That said, I would love to shave off more size off my wasm binaries :-)

Some notes I found just now seems to be in line with my results, though: https://github.com/bevyengine/bevy/issues/3978#issuecomment-...

FWIW, this is my relevant Cargo.toml settings:

  [profile.release]
  lto = "fat"
  codegen-units = 1
  opt-level = 3
  debug = false
  panic = "abort"
  strip = "debuginfo"

  [profile.wasm-release]
  inherits = "release"
  opt-level = "z"
Rust binaries seem to be larger than they should be, though. I believe Kobzol [1] has been making some work on that.

[1]: https://kobzol.github.io/rust/cargo/2024/01/23/making-rust-b...

(Not op)

I agree that 8MB seems high. I can generate a 6MB binary using `--debug` with `wasm-pack` so definitely for a more complex thing I could see 8MB. I think `--release`, `codegen-units = 1`, `opt-level = 3/z` are the three biggest things that affect binary size for me.

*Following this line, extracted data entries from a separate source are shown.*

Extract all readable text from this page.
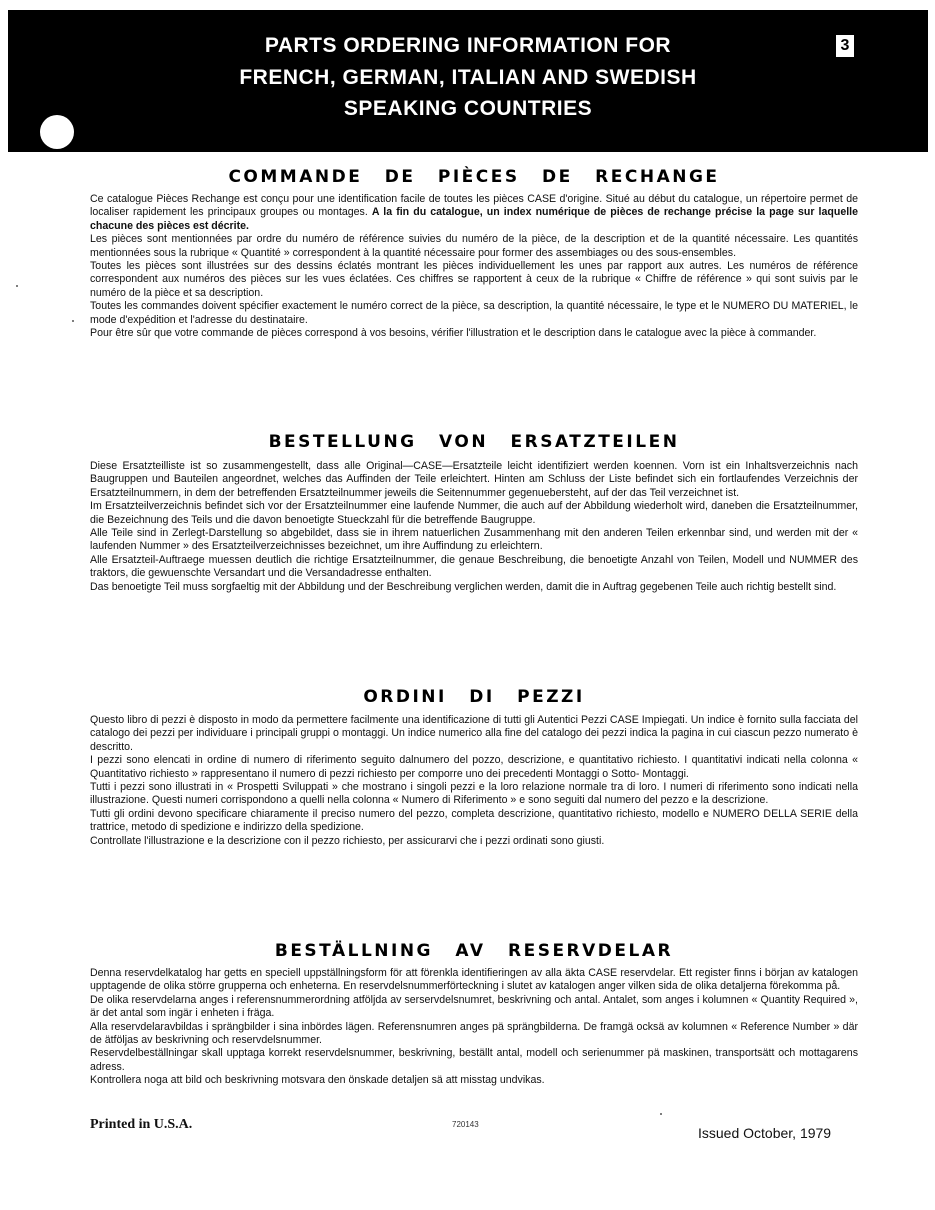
PARTS ORDERING INFORMATION FOR
FRENCH, GERMAN, ITALIAN AND SWEDISH
SPEAKING COUNTRIES
3
COMMANDE DE PIÈCES DE RECHANGE

Ce catalogue Pièces Rechange est conçu pour une identification facile de toutes les pièces CASE d'origine. Situé au début du catalogue, un répertoire permet de localiser rapidement les principaux groupes ou montages. A la fin du catalogue, un index numérique de pièces de rechange précise la page sur laquelle chacune des pièces est décrite.

Les pièces sont mentionnées par ordre du numéro de référence suivies du numéro de la pièce, de la description et de la quantité nécessaire. Les quantités mentionnées sous la rubrique « Quantité » correspondent à la quantité nécessaire pour former des assembiages ou des sous-ensembles.

Toutes les pièces sont illustrées sur des dessins éclatés montrant les pièces individuellement les unes par rapport aux autres. Les numéros de référence correspondent aux numéros des pièces sur les vues éclatées. Ces chiffres se rapportent à ceux de la rubrique « Chiffre de référence » qui sont suivis par le numéro de la pièce et sa description.

Toutes les commandes doivent spécifier exactement le numéro correct de la pièce, sa description, la quantité nécessaire, le type et le NUMERO DU MATERIEL, le mode d'expédition et l'adresse du destinataire.

Pour être sûr que votre commande de pièces correspond à vos besoins, vérifier l'illustration et le description dans le catalogue avec la pièce à commander.

BESTELLUNG VON ERSATZTEILEN

Diese Ersatzteilliste ist so zusammengestellt, dass alle Original—CASE—Ersatzteile leicht identifiziert werden koennen. Vorn ist ein Inhaltsverzeichnis nach Baugruppen und Bauteilen angeordnet, welches das Auffinden der Teile erleichtert. Hinten am Schluss der Liste befindet sich ein fortlaufendes Verzeichnis der Ersatzteilnummern, in dem der betreffenden Ersatzteilnummer jeweils die Seitennummer gegenuebersteht, auf der das Teil verzeichnet ist.

Im Ersatzteilverzeichnis befindet sich vor der Ersatzteilnummer eine laufende Nummer, die auch auf der Abbildung wiederholt wird, daneben die Ersatzteilnummer, die Bezeichnung des Teils und die davon benoetigte Stueckzahl für die betreffende Baugruppe.

Alle Teile sind in Zerlegt-Darstellung so abgebildet, dass sie in ihrem natuerlichen Zusammenhang mit den anderen Teilen erkennbar sind, und werden mit der « laufenden Nummer » des Ersatzteilverzeichnisses bezeichnet, um ihre Auffindung zu erleichtern.

Alle Ersatzteil-Auftraege muessen deutlich die richtige Ersatzteilnummer, die genaue Beschreibung, die benoetigte Anzahl von Teilen, Modell und NUMMER des traktors, die gewuenschte Versandart und die Versandadresse enthalten.

Das benoetigte Teil muss sorgfaeltig mit der Abbildung und der Beschreibung verglichen werden, damit die in Auftrag gegebenen Teile auch richtig bestellt sind.

ORDINI DI PEZZI

Questo libro di pezzi è disposto in modo da permettere facilmente una identificazione di tutti gli Autentici Pezzi CASE Impiegati. Un indice è fornito sulla facciata del catalogo dei pezzi per individuare i principali gruppi o montaggi. Un indice numerico alla fine del catalogo dei pezzi indica la pagina in cui ciascun pezzo numerato è descritto.

I pezzi sono elencati in ordine di numero di riferimento seguito dalnumero del pozzo, descrizione, e quantitativo richiesto. I quantitativi indicati nella colonna « Quantitativo richiesto » rappresentano il numero di pezzi richiesto per comporre uno dei precedenti Montaggi o Sotto- Montaggi.

Tutti i pezzi sono illustrati in « Prospetti Sviluppati » che mostrano i singoli pezzi e la loro relazione normale tra di loro. I numeri di riferimento sono indicati nella illustrazione. Questi numeri corrispondono a quelli nella colonna « Numero di Riferimento » e sono seguiti dal numero del pezzo e la descrizione.

Tutti gli ordini devono specificare chiaramente il preciso numero del pezzo, completa descrizione, quantitativo richiesto, modello e NUMERO DELLA SERIE della trattrice, metodo di spedizione e indirizzo della spedizione.

Controllate l'illustrazione e la descrizione con il pezzo richiesto, per assicurarvi che i pezzi ordinati sono giusti.

BESTÄLLNING AV RESERVDELAR

Denna reservdelkatalog har getts en speciell uppställningsform för att förenkla identifieringen av alla äkta CASE reservdelar. Ett register finns i början av katalogen upptagende de olika större grupperna och enheterna. En reservdelsnummerförteckning i slutet av katalogen anger vilken sida de olika detaljerna förekomma på.

De olika reservdelarna anges i referensnummerordning atföljda av serservdelsnumret, beskrivning och antal. Antalet, som anges i kolumnen « Quantity Required », är det antal som ingär i enheten i fräga.

Alla reservdelaravbildas i sprängbilder i sina inbördes lägen. Referensnumren anges pä sprängbilderna. De framgä ocksä av kolumnen « Reference Number » där de ätföljas av beskrivning och reservdelsnummer.

Reservdelbeställningar skall upptaga korrekt reservdelsnummer, beskrivning, beställt antal, modell och serienummer pä maskinen, transportsätt och mottagarens adress.

Kontrollera noga att bild och beskrivning motsvara den önskade detaljen sä att misstag undvikas.

Printed in U.S.A.	720143
Issued October, 1979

I don't think 8MB is that big a deal for a web game though. Like how large are the images? If you're going to dynamically load in like 50+ MB of assets then having an initial game of 8 MB is the small pole in the tent. I have my stuff setup as a PWA so once everything has been downloaded it takes 0 MB on the wire to open a second time; you could set-up the game as 2 binaries; one super-small one that just basically handles an opening cinematic and a larger one that can actually play the game which is downloaded while the cinematic plays (or is cached in future opens).